Although orders and confidence faltered, manufacturing production actually showed signs of revival. It rose at an annualised quarterly rate of 0.7% in Q4, correcting the 0.7% slump over the previous quarter.
Based on these figures alone, it is easy to conclude that economists overestimated the potentially negative impact of fiscal uncertainty on activity. We must admit that households’ spending resilience surprised us. Yet it is impossible to deny the drop off in confidence indexes at the end of the year, the decline in new orders for capital goods and the relatively sluggish pace of job creations.
The Beige Book, the economic report compiled by the 12 regional Federal Reserve banks in preparation for each FOMC meeting, also highlighted the effects of uncertainty on activity.
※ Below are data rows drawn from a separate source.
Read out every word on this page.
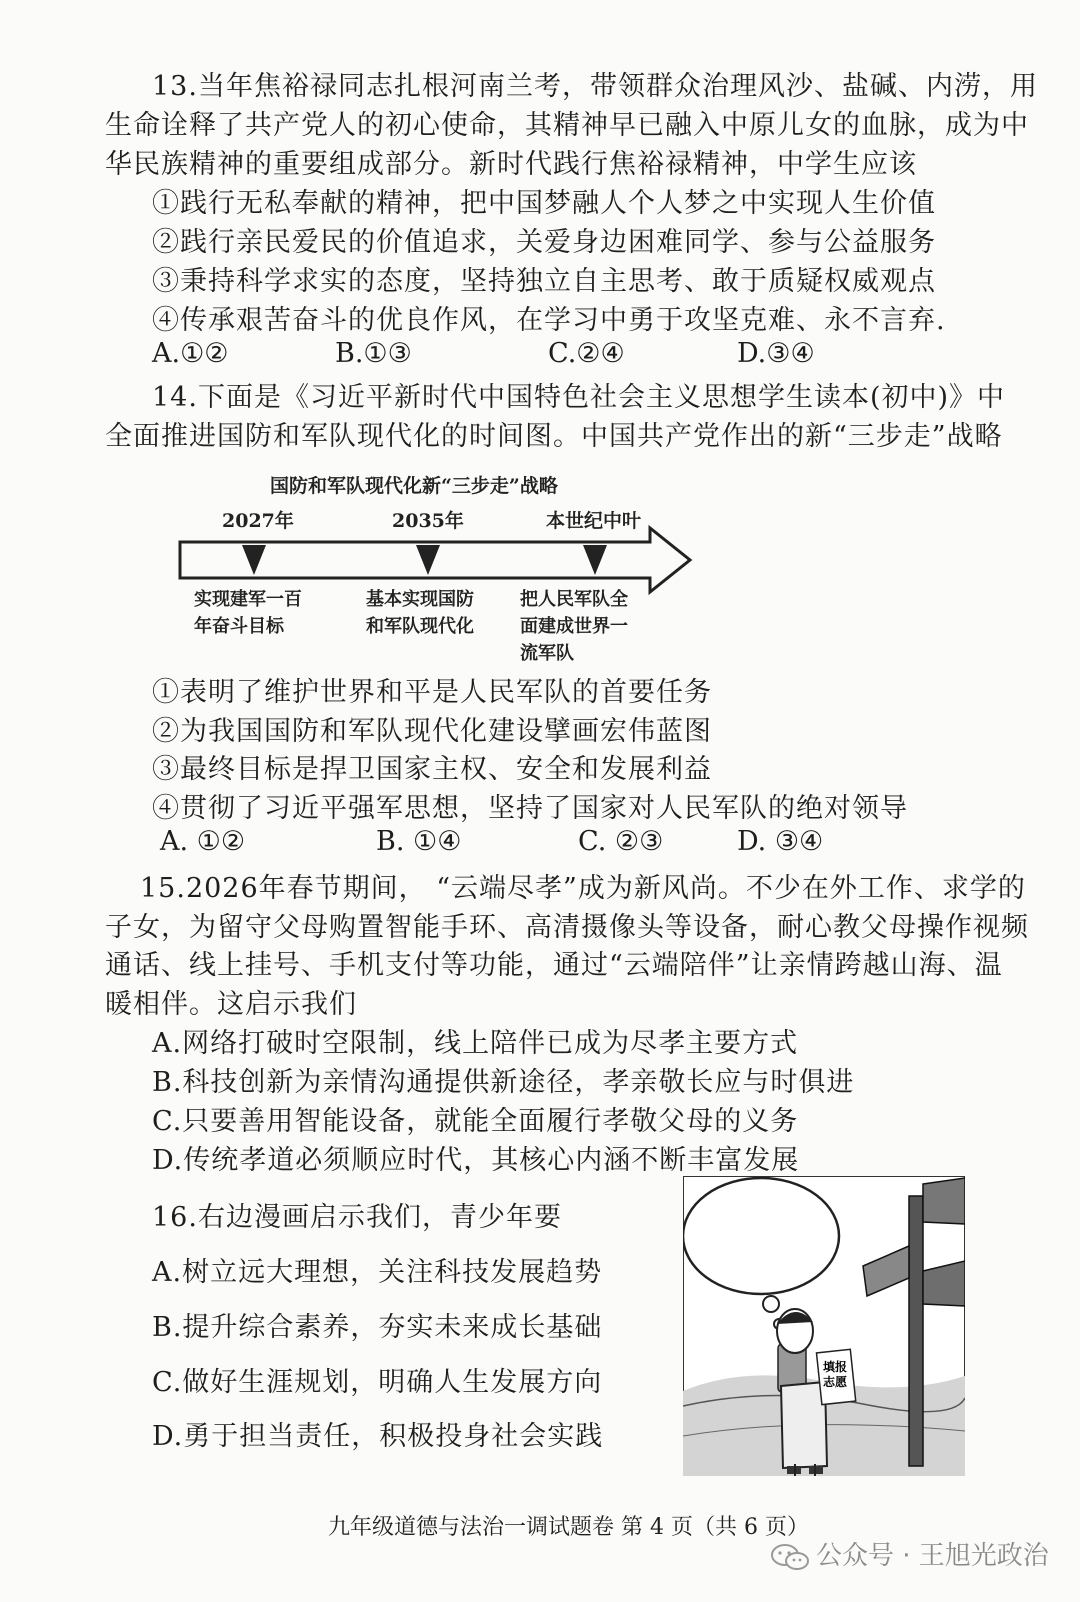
13.当年焦裕禄同志扎根河南兰考，带领群众治理风沙、盐碱、内涝，用
生命诠释了共产党人的初心使命，其精神早已融入中原儿女的血脉，成为中
华民族精神的重要组成部分。新时代践行焦裕禄精神，中学生应该
①践行无私奉献的精神，把中国梦融人个人梦之中实现人生价值
②践行亲民爱民的价值追求，关爱身边困难同学、参与公益服务
③秉持科学求实的态度，坚持独立自主思考、敢于质疑权威观点
④传承艰苦奋斗的优良作风，在学习中勇于攻坚克难、永不言弃.
A.①②	B.①③	C.②④	D.③④
14.下面是《习近平新时代中国特色社会主义思想学生读本(初中)》中
全面推进国防和军队现代化的时间图。中国共产党作出的新“三步走”战略
国防和军队现代化新“三步走”战略
2027年	2035年	本世纪中叶
实现建军一百
年奋斗目标
基本实现国防
和军队现代化
把人民军队全
面建成世界一
流军队
①表明了维护世界和平是人民军队的首要任务
②为我国国防和军队现代化建设擘画宏伟蓝图
③最终目标是捍卫国家主权、安全和发展利益
④贯彻了习近平强军思想，坚持了国家对人民军队的绝对领导
A. ①②	B. ①④	C. ②③	D. ③④
15.2026年春节期间， “云端尽孝”成为新风尚。不少在外工作、求学的
子女，为留守父母购置智能手环、高清摄像头等设备，耐心教父母操作视频
通话、线上挂号、手机支付等功能，通过“云端陪伴”让亲情跨越山海、温
暖相伴。这启示我们
A.网络打破时空限制，线上陪伴已成为尽孝主要方式
B.科技创新为亲情沟通提供新途径，孝亲敬长应与时俱进
C.只要善用智能设备，就能全面履行孝敬父母的义务
D.传统孝道必须顺应时代，其核心内涵不断丰富发展
16.右边漫画启示我们，青少年要
A.树立远大理想，关注科技发展趋势
B.提升综合素养，夯实未来成长基础
C.做好生涯规划，明确人生发展方向
D.勇于担当责任，积极投身社会实践
填报
志愿
九年级道德与法治一调试题卷 第 4 页（共 6 页）
公众号 · 王旭光政治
Our A2F index (the balance of references in the Beige Book to the terms strong/strength, weak and mixed) has fallen by 18.5 points between June and November 2012. Over the same period, references to fiscal uncertainties increased from 6 before the summer, to 14-15 at year-end before jumping to 38 in the latest release.
The Fiscal Fix (the name given to the law that avoided the fiscal cliff) provides only a partial solution that does not address the automatic spending cuts or the need to raise the debt ceiling as quickly as possible. At least it clarifies the fiscal horizon: the burden of increased federal revenues will only fall on households, allowing the US business sector to spend part of the cash accumulated over the last couple of years on investment.
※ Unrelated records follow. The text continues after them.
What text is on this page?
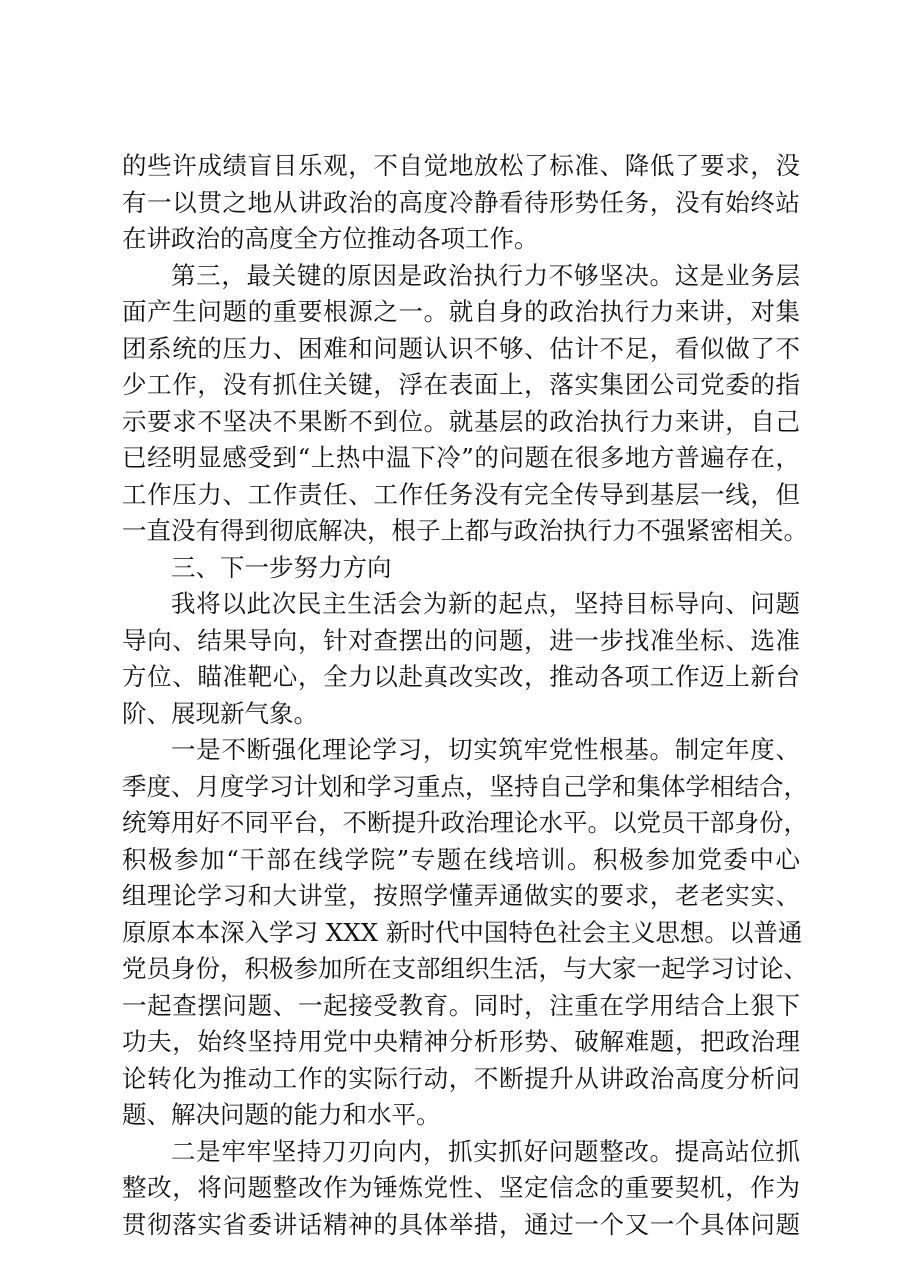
的些许成绩盲目乐观，不自觉地放松了标准、降低了要求，没
有一以贯之地从讲政治的高度冷静看待形势任务，没有始终站
在讲政治的高度全方位推动各项工作。
第三，最关键的原因是政治执行力不够坚决。这是业务层
面产生问题的重要根源之一。就自身的政治执行力来讲，对集
团系统的压力、困难和问题认识不够、估计不足，看似做了不
少工作，没有抓住关键，浮在表面上，落实集团公司党委的指
示要求不坚决不果断不到位。就基层的政治执行力来讲，自己
已经明显感受到“上热中温下冷”的问题在很多地方普遍存在，
工作压力、工作责任、工作任务没有完全传导到基层一线，但
一直没有得到彻底解决，根子上都与政治执行力不强紧密相关。
三、下一步努力方向
我将以此次民主生活会为新的起点，坚持目标导向、问题
导向、结果导向，针对查摆出的问题，进一步找准坐标、选准
方位、瞄准靶心，全力以赴真改实改，推动各项工作迈上新台
阶、展现新气象。
一是不断强化理论学习，切实筑牢党性根基。制定年度、
季度、月度学习计划和学习重点，坚持自己学和集体学相结合，
统筹用好不同平台，不断提升政治理论水平。以党员干部身份，
积极参加“干部在线学院”专题在线培训。积极参加党委中心
组理论学习和大讲堂，按照学懂弄通做实的要求，老老实实、
原原本本深入学习 XXX 新时代中国特色社会主义思想。以普通
党员身份，积极参加所在支部组织生活，与大家一起学习讨论、
一起查摆问题、一起接受教育。同时，注重在学用结合上狠下
功夫，始终坚持用党中央精神分析形势、破解难题，把政治理
论转化为推动工作的实际行动，不断提升从讲政治高度分析问
题、解决问题的能力和水平。
二是牢牢坚持刀刃向内，抓实抓好问题整改。提高站位抓
整改，将问题整改作为锤炼党性、坚定信念的重要契机，作为
贯彻落实省委讲话精神的具体举措，通过一个又一个具体问题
It may sound optimistic, but latest data are comforting our view. The latest issue of the Beige Book drove our A2F index up by more than 10 points. The release of manufacturing surveys by the New York and Philadelphia Feds were less supportive of our optimism, but at first sight only. Admittedly, our NEM index (a PMI-like weighted-sum of indices for activity, new orders, employment, delivery times and inventories from the two surveys) lost 0.9 point in January, remaining below the 50-threshold for the fifth month in a row.
However, while the component for employment confirmed the rebound initiated in December, the 6-month forward-looking data highlight better prospects. The NEM index for manufacturing expectations reached 56.6 in January, with both production and new orders sub-indices bouncing back above 60.
In itself, a rebound in confidence and investment in the business sector is not sufficient to support strong GDP growth. However, if it comes with growing employment, it will soften the negative impact of increased taxes on households’ income, and could allow them to keep on spending despite the end of the payroll-tax holiday.
As always with the US economy, everything will depend on the trend in the labour market. To that matter, the drop in weekly initial claims last week to 335k, the lowest reading since January 2008, was particularly good news.